WASHINGTON - A new computer program can determine in most cases the sex of an author by detecting subtle differences in the words men and women prefer to use.
For instance, female writers tend to choose grammatical terms that apply to personal relationships, such as "for" and "with," more frequently than men do.
"Women have a more interactive style," said Shlomo Argamon, a computer scientist at the Illinois Institute of Technology in Chicago who developed the program. "They want to create a relationship between the writer and the reader."
Men use more numbers, adjectives and determiners - words such as "the," "this" and "that" - because they apparently care more than women do about conveying specific information.

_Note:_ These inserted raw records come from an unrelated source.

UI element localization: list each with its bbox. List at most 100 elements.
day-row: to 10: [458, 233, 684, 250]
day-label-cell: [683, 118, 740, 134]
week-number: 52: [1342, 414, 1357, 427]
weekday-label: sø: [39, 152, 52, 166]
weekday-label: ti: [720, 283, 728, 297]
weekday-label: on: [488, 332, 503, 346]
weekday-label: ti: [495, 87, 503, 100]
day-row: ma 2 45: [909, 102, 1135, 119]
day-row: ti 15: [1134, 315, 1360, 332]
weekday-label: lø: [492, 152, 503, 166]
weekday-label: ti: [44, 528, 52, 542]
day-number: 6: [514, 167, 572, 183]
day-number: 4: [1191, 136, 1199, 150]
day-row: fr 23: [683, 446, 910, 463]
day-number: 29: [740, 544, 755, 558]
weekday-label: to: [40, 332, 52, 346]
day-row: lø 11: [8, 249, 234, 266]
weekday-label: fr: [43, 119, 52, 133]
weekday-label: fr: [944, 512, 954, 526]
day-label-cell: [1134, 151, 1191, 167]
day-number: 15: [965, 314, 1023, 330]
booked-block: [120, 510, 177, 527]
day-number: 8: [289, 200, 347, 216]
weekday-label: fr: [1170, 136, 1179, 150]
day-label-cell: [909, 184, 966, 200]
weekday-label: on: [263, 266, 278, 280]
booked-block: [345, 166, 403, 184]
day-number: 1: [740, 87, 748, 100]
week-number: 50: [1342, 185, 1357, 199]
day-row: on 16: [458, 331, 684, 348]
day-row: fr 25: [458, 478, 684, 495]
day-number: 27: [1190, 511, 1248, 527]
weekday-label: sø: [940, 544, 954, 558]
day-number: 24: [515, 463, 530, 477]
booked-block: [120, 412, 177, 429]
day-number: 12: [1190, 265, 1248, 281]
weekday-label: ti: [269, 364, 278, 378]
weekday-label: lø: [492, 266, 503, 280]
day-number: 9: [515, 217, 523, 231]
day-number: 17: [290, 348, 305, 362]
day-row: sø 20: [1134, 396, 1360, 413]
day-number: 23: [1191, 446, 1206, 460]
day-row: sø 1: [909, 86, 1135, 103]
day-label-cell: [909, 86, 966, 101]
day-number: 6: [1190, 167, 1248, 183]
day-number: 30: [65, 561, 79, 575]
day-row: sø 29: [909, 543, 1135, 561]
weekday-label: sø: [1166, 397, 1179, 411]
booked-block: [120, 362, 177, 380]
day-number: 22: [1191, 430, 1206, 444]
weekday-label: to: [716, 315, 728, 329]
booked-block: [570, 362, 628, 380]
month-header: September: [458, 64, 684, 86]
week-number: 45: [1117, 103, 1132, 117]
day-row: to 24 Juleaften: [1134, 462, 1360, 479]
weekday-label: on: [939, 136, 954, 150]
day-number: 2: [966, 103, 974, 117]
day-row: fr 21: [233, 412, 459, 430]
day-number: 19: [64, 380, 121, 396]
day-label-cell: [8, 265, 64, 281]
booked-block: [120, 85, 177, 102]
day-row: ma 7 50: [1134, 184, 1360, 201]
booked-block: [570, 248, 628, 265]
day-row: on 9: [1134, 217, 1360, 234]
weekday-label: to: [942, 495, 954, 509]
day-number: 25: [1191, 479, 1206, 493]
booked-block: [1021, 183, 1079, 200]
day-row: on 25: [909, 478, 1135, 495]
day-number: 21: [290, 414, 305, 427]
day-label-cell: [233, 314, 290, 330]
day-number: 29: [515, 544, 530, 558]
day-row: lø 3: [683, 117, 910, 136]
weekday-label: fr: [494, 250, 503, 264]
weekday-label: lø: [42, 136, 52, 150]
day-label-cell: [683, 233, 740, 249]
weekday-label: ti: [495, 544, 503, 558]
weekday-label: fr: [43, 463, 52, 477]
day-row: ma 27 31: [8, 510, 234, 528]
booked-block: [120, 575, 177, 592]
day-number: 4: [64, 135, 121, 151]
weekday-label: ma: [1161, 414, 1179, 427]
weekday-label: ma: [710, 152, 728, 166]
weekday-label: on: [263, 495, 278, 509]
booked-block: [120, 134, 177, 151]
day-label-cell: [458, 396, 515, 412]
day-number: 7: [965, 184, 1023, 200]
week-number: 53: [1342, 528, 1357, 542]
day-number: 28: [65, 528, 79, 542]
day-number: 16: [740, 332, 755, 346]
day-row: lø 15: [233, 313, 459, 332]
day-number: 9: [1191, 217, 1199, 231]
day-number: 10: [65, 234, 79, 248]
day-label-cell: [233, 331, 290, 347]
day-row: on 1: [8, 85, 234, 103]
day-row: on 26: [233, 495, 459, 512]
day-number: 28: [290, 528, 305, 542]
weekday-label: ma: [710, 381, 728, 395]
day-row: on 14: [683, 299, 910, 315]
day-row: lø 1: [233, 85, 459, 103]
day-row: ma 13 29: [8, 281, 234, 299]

Argamon said the intent of male writers often was to say: "Here's something I want to tell you about, and here are some things about it."
Women, he found, write the pronoun "she" more often than men do, although both sexes use "he" about equally.

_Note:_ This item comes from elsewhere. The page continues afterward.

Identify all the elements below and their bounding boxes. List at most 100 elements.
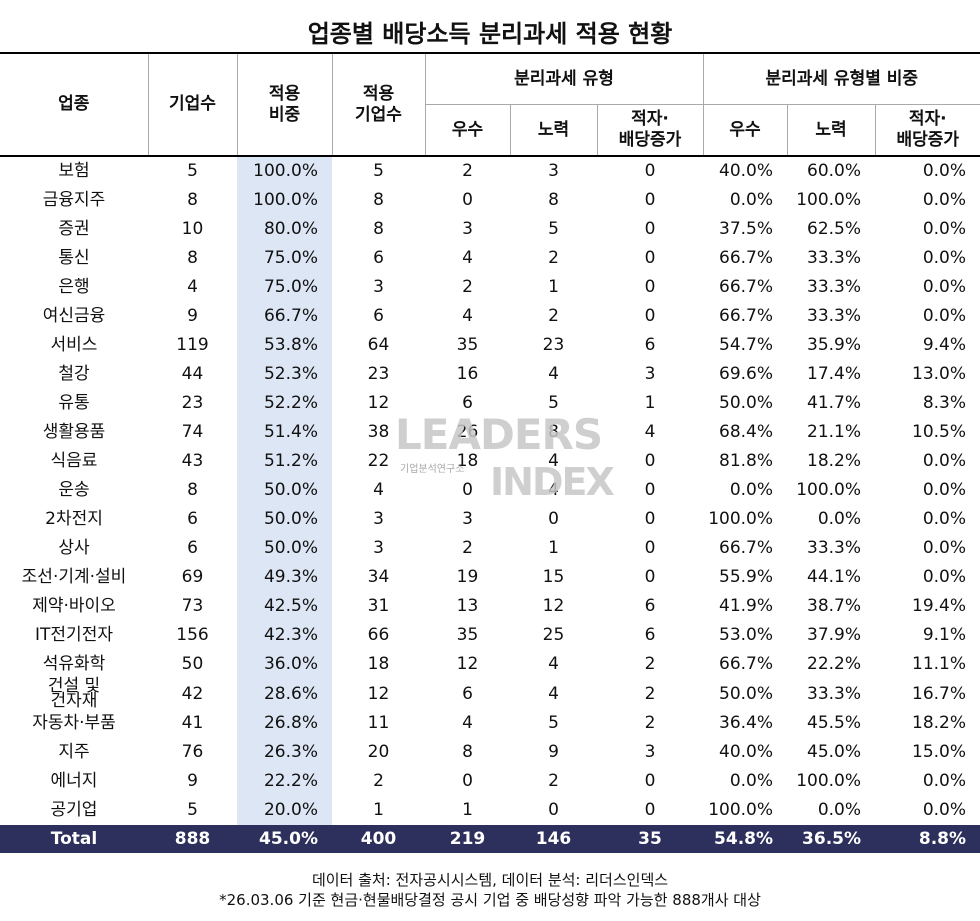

Argamon said it wasn't clear what psychological or sociological differences between men and women might explain the differences in their writing styles. "It's a subject for further research," he said.
Other experts, such as Deborah Tannen, a linguistics professor at Georgetown University in Washington, have popularized the idea that men and women have different styles of communicating. But Argamon's work is the first to show such distinctions in writing.
"This is surprising since, unlike conversation, writing a book or an article does not involve direct social interaction," he said.
Argamon said his program correctly determined the sex of the author in 80 percent of the works it checked. One it missed was A.S. Byatt's best-selling novel Possession. The computer said it was written by a man; Byatt is a woman. Michael Frayn's science fiction tale A Landing on the Sun was misidentified as the work of a woman.
Argamon's gender program is part of a much broader technique called "stylometry," which analyzes styles not only of writing, but also of music, graphics, art and architecture.
A practical application of stylometry, he said, would be to identify writers of anonymous communications, such as the Unabomber, on the basis of their writings.
To carry out his project, Argamon and colleagues analyzed the texts of 566 British books and articles, fiction and nonfiction, taken from the huge computer database called British National Corpus.
From that mass of almost 20 million words, the computer program WINNOW extracted 1,081 distinctive "features," such as prepositions, pronouns and adjective phrases. It checked the use of verb forms such as "go" and "going." It also counted punctuation marks such as dashes and exclamation marks.
After running repeatedly through these features, the computer winnowed the list down to 128 significant contrasts. The results indicated that the words favored most heavily by men were what grammarians call determinative words such as "the," "a," "as," "that" and "one." Female writers favored "she" and relationship words such as "for," "with," "in," "and" and "not."
When Argamon then tested his program on other texts, it succeeded 80 percent of the time in identifying the sex of an anonymous writer.
Argamon and fellow researchers Moshe Koppel and Anat Shimoni published a report on their work in the April edition of the journal Literary and Linguistic Computing.